The letter spelled out 21 points of concern regarding the information BOR had gathered.
In the Federal Register, BOR indicated that new information included in the DSEIS will contain:
Updated hydrology studies through 2002.
Updated water quality studies through 2002.
Updated population and demographics based on the 2000 census.
Updated water usage and recreation data.
Added discussions regarding Skyline mine water development.
Updated brown trout habitat suitability curves.
Updated cost estimates.
Updated wetlands delineations.
Added discussion and analysis related to a proposed wild and scenic rivers designation for Gooseberry Creek.
Updated Endangered Species Act compliance for Colorado pike minnow in the lower Price River.
The notice also outlined the reasons why Sanpete Water Conservancy District (SWCD) proposes to build the dam.
"Demand for municipal water for the present and the future use currently exceeds the available supply" and construction of the dam would "offset current shortages and accommodate anticipated population growth in the project area," indicated document.
The notice pointed out that agricultural water is often short in Sanpete during July, August and September and the project would ensure "late season irrigation."
A third point noted that the present Gooseberry (Narrows) tunnel that transfers water from Fairview Lake to Sanpitch drainage "is in need of rehabilitation to maintain and enhance its dependability and capability to deliver water" to Sanpete County.
The debate about the Gooseberry-Narrows project has been going on for between 70 and 100 years.
Official records of discussions and agreements about the matter started in the 1930s.
The project was declared dead for different reasons during the years, including the lack of money at the beginning of World War II to build such a project, the extreme cost verses the benefits and environmental impacts of such a move.
The majority of the discussion about the project has centered around water for agriculture in northern Sanpete County.
But the first reason identified under the purpose and need for action in the notice concerns municipal water use, a point that opponents of the project have been vocalizing for years.
If the proposed dam and reservoir are constructed, the collection system will draw water from the upper Price River drainage.
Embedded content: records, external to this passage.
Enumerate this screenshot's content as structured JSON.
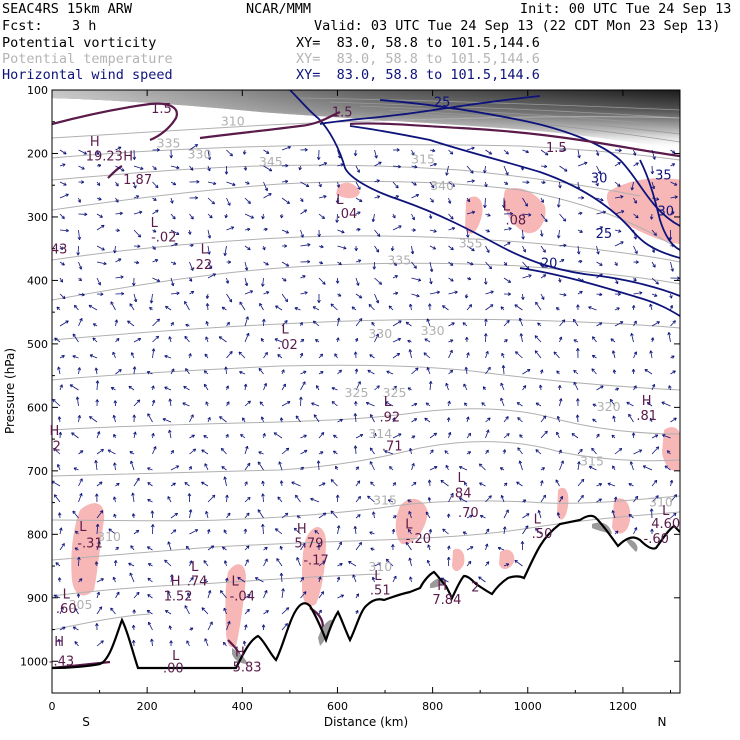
{
  "header": {
    "model": "SEAC4RS 15km ARW",
    "center": "NCAR/MMM",
    "init": "Init: 00 UTC Tue 24 Sep 13",
    "fcst_label": "Fcst:",
    "fcst_value": "3 h",
    "valid": "Valid: 03 UTC Tue 24 Sep 13 (22 CDT Mon 23 Sep 13)",
    "fields": [
      {
        "name": "Potential vorticity",
        "xy": "XY=  83.0, 58.8 to 101.5,144.6",
        "color": "#000000"
      },
      {
        "name": "Potential temperature",
        "xy": "XY=  83.0, 58.8 to 101.5,144.6",
        "color": "#b4b4b4"
      },
      {
        "name": "Horizontal wind speed",
        "xy": "XY=  83.0, 58.8 to 101.5,144.6",
        "color": "#0d137a"
      }
    ]
  },
  "colors": {
    "pv": "#5a1a4a",
    "theta": "#b0b0b0",
    "wind": "#0d137a",
    "pv_fill": "#f7b7b7",
    "terrain": "#000000"
  },
  "chart_data": {
    "type": "cross-section",
    "xlabel": "Distance (km)",
    "ylabel": "Pressure (hPa)",
    "xlim": [
      0,
      1320
    ],
    "ylim": [
      1050,
      100
    ],
    "x_ticks": [
      0,
      200,
      400,
      600,
      800,
      1000,
      1200
    ],
    "y_ticks": [
      100,
      200,
      300,
      400,
      500,
      600,
      700,
      800,
      900,
      1000
    ],
    "endpoint_labels": {
      "left": "S",
      "right": "N"
    },
    "theta_labels": [
      {
        "text": "310",
        "x": 380,
        "p": 148
      },
      {
        "text": "335",
        "x": 245,
        "p": 183
      },
      {
        "text": "330",
        "x": 310,
        "p": 200
      },
      {
        "text": "345",
        "x": 460,
        "p": 212
      },
      {
        "text": "315",
        "x": 780,
        "p": 208
      },
      {
        "text": "340",
        "x": 820,
        "p": 250
      },
      {
        "text": "355",
        "x": 880,
        "p": 340
      },
      {
        "text": "335",
        "x": 730,
        "p": 367
      },
      {
        "text": "330",
        "x": 690,
        "p": 483
      },
      {
        "text": "330",
        "x": 800,
        "p": 478
      },
      {
        "text": "325",
        "x": 640,
        "p": 576
      },
      {
        "text": "325",
        "x": 720,
        "p": 576
      },
      {
        "text": "320",
        "x": 1170,
        "p": 598
      },
      {
        "text": "315",
        "x": 1135,
        "p": 684
      },
      {
        "text": "315",
        "x": 700,
        "p": 745
      },
      {
        "text": "310",
        "x": 1280,
        "p": 748
      },
      {
        "text": "310",
        "x": 690,
        "p": 850
      },
      {
        "text": "305",
        "x": 60,
        "p": 910
      },
      {
        "text": "314",
        "x": 690,
        "p": 640
      },
      {
        "text": "310",
        "x": 120,
        "p": 803
      }
    ],
    "pv_labels": [
      {
        "text": "1.5",
        "x": 230,
        "p": 128
      },
      {
        "text": "1.5",
        "x": 610,
        "p": 134
      },
      {
        "text": "1.5",
        "x": 1060,
        "p": 190
      },
      {
        "text": "H",
        "x": 90,
        "p": 180
      },
      {
        "text": "19.23",
        "x": 110,
        "p": 203
      },
      {
        "text": "H",
        "x": 160,
        "p": 203
      },
      {
        "text": "1.87",
        "x": 180,
        "p": 240
      },
      {
        "text": "L",
        "x": 605,
        "p": 272
      },
      {
        "text": ".04",
        "x": 620,
        "p": 294
      },
      {
        "text": "L",
        "x": 955,
        "p": 282
      },
      {
        "text": ".08",
        "x": 975,
        "p": 304
      },
      {
        "text": "L",
        "x": 215,
        "p": 308
      },
      {
        "text": "-.02",
        "x": 235,
        "p": 331
      },
      {
        "text": "L",
        "x": 320,
        "p": 350
      },
      {
        "text": ".22",
        "x": 315,
        "p": 374
      },
      {
        "text": "43",
        "x": 15,
        "p": 350
      },
      {
        "text": "L",
        "x": 490,
        "p": 476
      },
      {
        "text": ".02",
        "x": 495,
        "p": 500
      },
      {
        "text": "H",
        "x": 1250,
        "p": 588
      },
      {
        "text": ".81",
        "x": 1250,
        "p": 612
      },
      {
        "text": "L",
        "x": 705,
        "p": 590
      },
      {
        "text": ".92",
        "x": 710,
        "p": 614
      },
      {
        "text": ".71",
        "x": 715,
        "p": 660
      },
      {
        "text": "H",
        "x": 5,
        "p": 636
      },
      {
        "text": "2",
        "x": 10,
        "p": 660
      },
      {
        "text": "L",
        "x": 860,
        "p": 710
      },
      {
        "text": ".84",
        "x": 860,
        "p": 734
      },
      {
        "text": ".70",
        "x": 875,
        "p": 765
      },
      {
        "text": "L",
        "x": 1020,
        "p": 775
      },
      {
        "text": ".50",
        "x": 1030,
        "p": 798
      },
      {
        "text": "L",
        "x": 65,
        "p": 787
      },
      {
        "text": "-.31",
        "x": 80,
        "p": 813
      },
      {
        "text": "H",
        "x": 525,
        "p": 790
      },
      {
        "text": "5.79",
        "x": 540,
        "p": 813
      },
      {
        "text": "-.17",
        "x": 555,
        "p": 840
      },
      {
        "text": "L",
        "x": 750,
        "p": 783
      },
      {
        "text": "-.20",
        "x": 770,
        "p": 806
      },
      {
        "text": "L",
        "x": 1290,
        "p": 762
      },
      {
        "text": "4.60",
        "x": 1290,
        "p": 782
      },
      {
        "text": "-.60",
        "x": 1270,
        "p": 806
      },
      {
        "text": "L",
        "x": 300,
        "p": 850
      },
      {
        "text": ".74",
        "x": 305,
        "p": 873
      },
      {
        "text": "H",
        "x": 260,
        "p": 873
      },
      {
        "text": "1.52",
        "x": 265,
        "p": 896
      },
      {
        "text": "L",
        "x": 385,
        "p": 873
      },
      {
        "text": "-.04",
        "x": 400,
        "p": 896
      },
      {
        "text": "L",
        "x": 685,
        "p": 864
      },
      {
        "text": ".51",
        "x": 690,
        "p": 887
      },
      {
        "text": "H",
        "x": 820,
        "p": 880
      },
      {
        "text": "7.84",
        "x": 830,
        "p": 902
      },
      {
        "text": "2",
        "x": 890,
        "p": 882
      },
      {
        "text": "L",
        "x": 30,
        "p": 893
      },
      {
        "text": ".60",
        "x": 30,
        "p": 916
      },
      {
        "text": "H",
        "x": 15,
        "p": 968
      },
      {
        "text": "-.43",
        "x": 20,
        "p": 999
      },
      {
        "text": "L",
        "x": 260,
        "p": 990
      },
      {
        "text": ".00",
        "x": 255,
        "p": 1010
      },
      {
        "text": "H",
        "x": 395,
        "p": 985
      },
      {
        "text": "5.83",
        "x": 410,
        "p": 1008
      }
    ],
    "wind_labels": [
      {
        "text": "25",
        "x": 820,
        "p": 118
      },
      {
        "text": "30",
        "x": 1150,
        "p": 238
      },
      {
        "text": "35",
        "x": 1285,
        "p": 233
      },
      {
        "text": "30",
        "x": 1290,
        "p": 290
      },
      {
        "text": "25",
        "x": 1160,
        "p": 325
      },
      {
        "text": "20",
        "x": 1045,
        "p": 372
      }
    ]
  }
}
The proposed dam will lower the supply of available to Scofield Reservoir, Carbon County's primary water supply for agricultural, industrial and municipal use.
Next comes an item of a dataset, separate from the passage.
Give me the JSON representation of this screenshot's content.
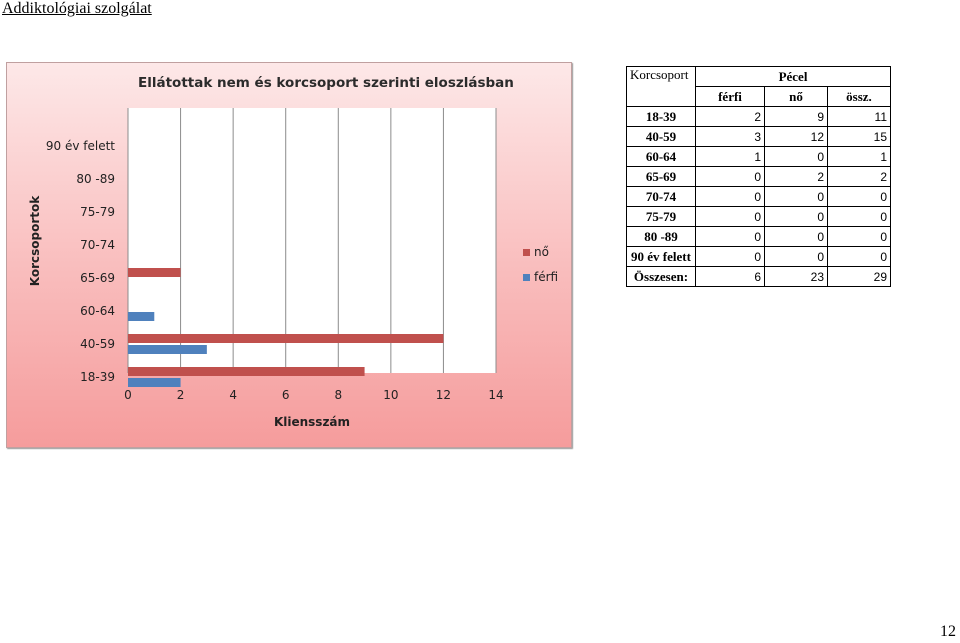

In a related action, special service district board member Sam Quigley has requested that the Utah Mining Association come out against the Gooseberry-Narrows project.
Quigley acts as vice president of operations for Andalex Resources, Inc. The company operates a mine and coal facility in Carbon County.
In the letter to association president Greg Fredde, Quigley pointed out that the "availability of water in Carbon County is vital to the future of Carbon County's industry and Utah's coal mining industry."
"As we deplete the high quality reserves of Utah (coal), lower quality reserves will be mined necessitating the use of wash plants to upgrade the coal to a marketable level. Wash plants demand significant volumes of water to operate," explained the Andalex Resources vice president. And the construction of the project will "jeopardize the availability" of that water.
In addition, Quigley's letter pointed out that power generation could be affected, too, since the plants are dependent upon large amounts of water to create steam to drive turbines that turn the generators.
The last concern raised by Quigley has been addressed by several Utah electricity producers and suppliers. According to the utilities, lowering the amount of available water could directly affect the Carbon plant in Price Canyon, particularly in drought years when flows drop in the river.